I quickly ran through them in my head. I counted five - but who’s to say I was right?

Sir Peter nodded his head thoughtfully. ‘Forty days, y’say? Fine. We’ll starve him out. I’ll post a guard on every door. Nothing in and nothing out. If he’s not dead within the week he’ll be begging to give himself up.’

 

‘Forty days,’ said Samson. ‘Forty days shut off from the world.’

‘Criminal isn’t it, f-father?’ frowned Jocelin.

‘It most certainly is. Have you any idea how much money I’m going to lose in forty days?’

We were back in his study again. Just the three of us this time: Jocellus, me and Jocelin. Eustache was still sulking in his rooms.

‘Oh, I shouldn’t worry, father,’ I reassured him. ‘Pilgrims will still come to the shrine. In fact you could even make a profit. A man slowly going mad from hunger and thirst - folk will pay handsomely to witness that.’

Samson glowered at me. ‘They wouldn’t have to witness it at all if Jocellus had kept his mouth shut. Is it true what you told Sir Peter?’

‘Would I lie to the high sheriff, father?’ said Jocellus.

‘I hope not for your sake.’

‘You mean lying like saying there are only four exits to the church, father, when you know there are five?’ I said.

‘What?’ Samson frowned.

‘I suppose you must have forgotten about the one in St Botolph’s chapel.’

‘I suppose I must have done,’ he growled.

‘Even so,’ sighed Jocellus, ‘it’s not going to be easy to get anything past Sir Peter’s men. They’re be searching everyone going in or out of the church. Have you seen the brute they’ve posted on the west door? He must be seven feet tall and nearly as broad.’

‘Yes, I’ve seen him,’ I said. ‘He matches exactly Cathrin’s description of the guard who raped her.

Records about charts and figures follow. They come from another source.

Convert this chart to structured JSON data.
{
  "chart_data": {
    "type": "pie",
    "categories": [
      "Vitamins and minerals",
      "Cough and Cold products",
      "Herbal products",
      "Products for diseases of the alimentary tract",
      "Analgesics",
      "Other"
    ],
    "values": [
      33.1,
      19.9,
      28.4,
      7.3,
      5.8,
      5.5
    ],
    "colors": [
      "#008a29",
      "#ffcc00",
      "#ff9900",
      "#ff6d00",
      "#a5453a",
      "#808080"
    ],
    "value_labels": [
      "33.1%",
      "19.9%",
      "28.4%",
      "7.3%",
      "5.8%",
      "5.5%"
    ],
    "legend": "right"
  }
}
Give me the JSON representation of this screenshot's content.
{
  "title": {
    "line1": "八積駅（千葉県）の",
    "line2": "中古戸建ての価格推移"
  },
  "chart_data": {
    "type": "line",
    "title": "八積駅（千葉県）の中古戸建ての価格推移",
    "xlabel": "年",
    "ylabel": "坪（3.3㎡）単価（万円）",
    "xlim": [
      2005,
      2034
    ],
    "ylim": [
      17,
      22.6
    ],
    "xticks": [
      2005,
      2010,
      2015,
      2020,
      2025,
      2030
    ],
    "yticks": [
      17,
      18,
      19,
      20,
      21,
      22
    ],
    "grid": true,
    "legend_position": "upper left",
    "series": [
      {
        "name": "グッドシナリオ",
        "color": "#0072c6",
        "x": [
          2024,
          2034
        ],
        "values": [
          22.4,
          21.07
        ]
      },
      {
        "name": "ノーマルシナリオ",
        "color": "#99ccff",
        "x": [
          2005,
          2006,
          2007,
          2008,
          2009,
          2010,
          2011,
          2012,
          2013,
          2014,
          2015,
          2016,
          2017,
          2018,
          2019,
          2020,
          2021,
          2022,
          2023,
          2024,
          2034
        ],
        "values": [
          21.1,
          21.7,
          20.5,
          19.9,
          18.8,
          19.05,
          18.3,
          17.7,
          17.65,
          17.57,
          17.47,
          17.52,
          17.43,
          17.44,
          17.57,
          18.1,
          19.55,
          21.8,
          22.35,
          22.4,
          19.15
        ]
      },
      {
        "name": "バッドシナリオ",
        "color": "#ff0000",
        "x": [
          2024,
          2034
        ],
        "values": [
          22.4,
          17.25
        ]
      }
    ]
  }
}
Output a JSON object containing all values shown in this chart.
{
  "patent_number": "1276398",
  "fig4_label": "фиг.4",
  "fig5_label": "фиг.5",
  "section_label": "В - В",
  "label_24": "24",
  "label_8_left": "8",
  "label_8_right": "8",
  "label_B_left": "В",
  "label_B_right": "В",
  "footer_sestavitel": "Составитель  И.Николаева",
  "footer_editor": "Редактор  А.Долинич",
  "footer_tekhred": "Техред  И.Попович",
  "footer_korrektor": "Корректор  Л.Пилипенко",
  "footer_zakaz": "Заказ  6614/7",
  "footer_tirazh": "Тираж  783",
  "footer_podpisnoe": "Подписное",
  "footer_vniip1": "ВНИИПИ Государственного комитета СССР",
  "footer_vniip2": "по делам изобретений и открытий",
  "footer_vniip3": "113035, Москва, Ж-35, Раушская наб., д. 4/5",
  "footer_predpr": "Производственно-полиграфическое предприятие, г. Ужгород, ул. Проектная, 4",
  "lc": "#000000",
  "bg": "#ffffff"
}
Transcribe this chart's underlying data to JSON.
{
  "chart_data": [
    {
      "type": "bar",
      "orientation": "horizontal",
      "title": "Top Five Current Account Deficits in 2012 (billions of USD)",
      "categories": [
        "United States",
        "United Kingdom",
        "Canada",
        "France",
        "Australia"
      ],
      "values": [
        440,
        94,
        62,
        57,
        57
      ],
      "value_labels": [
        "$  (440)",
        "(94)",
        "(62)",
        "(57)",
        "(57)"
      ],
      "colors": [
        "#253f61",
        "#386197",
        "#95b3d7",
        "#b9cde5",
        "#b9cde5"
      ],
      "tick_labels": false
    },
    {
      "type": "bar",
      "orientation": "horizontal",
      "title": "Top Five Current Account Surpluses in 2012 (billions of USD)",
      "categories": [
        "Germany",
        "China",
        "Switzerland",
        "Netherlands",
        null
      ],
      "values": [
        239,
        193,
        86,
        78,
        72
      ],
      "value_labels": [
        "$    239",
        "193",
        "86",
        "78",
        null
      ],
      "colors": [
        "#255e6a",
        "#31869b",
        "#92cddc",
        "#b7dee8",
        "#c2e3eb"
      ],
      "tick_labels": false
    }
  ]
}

There can’t be many like him.’

‘Don’t start all that again,’ said Samson.

‘What if the real murderer isn’t caught within the forty days?’ asked Jocellus. ‘What happens then?’

‘That’s when the fun really begins,’ said Samson. ‘If he hasn’t proved his innocence by then he will have to abju...abju... Oh, what’s the legal term, Jocelin?’

‘A-abjure the realm,’ supplied Jocelin, ‘quit the country. That means he must m-make his way to the nearest sea-port and f-find a ship willing to c-carry him abroad. It’s an ancient c-custom of our S-saxon forebears, so I believe.’

‘How ridiculous!’ I said.

‘What if he can’t find a ship to take him?’ asked Jocellus.

‘Th-then he must wade out into the sea every d-day up to his waist to sh-show he is sincere until he does.’

‘Barbaric!’ I said.

‘If he’s as innocent as you seem to think,’ snapped Samson, ‘why did he make that confession? And come to think of it, how did he know
to
confess? You, Walter, and Gilbert are the only ones who’ve had any contact with him and I don’t believe Gilbert has had much in the way of legal training.’

‘Neither did I. And if you recall, father, I was a little preoccupied at the time having a knife pressed to my windpipe. It must have slipped my mind to mention it.’

We were interrupted by a clerk putting his head round the door to say a messenger had arrived post-haste from London. He handed Samson a letter which the abbot immediately unsealed and read. As he did so his face grew blacker and blacker.

‘B-bad news, father?’ asked Jocelin.

‘I’ve been summoned to the Exchequer to answer charges brought by Bishop Eustace of Ely over this Lakenheath business. He’s accusing me of violating St Etheldreda’s land and stealing their cattle - damn cheek! We gave him back his blessed cows, miserable bony specimens. I knew this would happen.’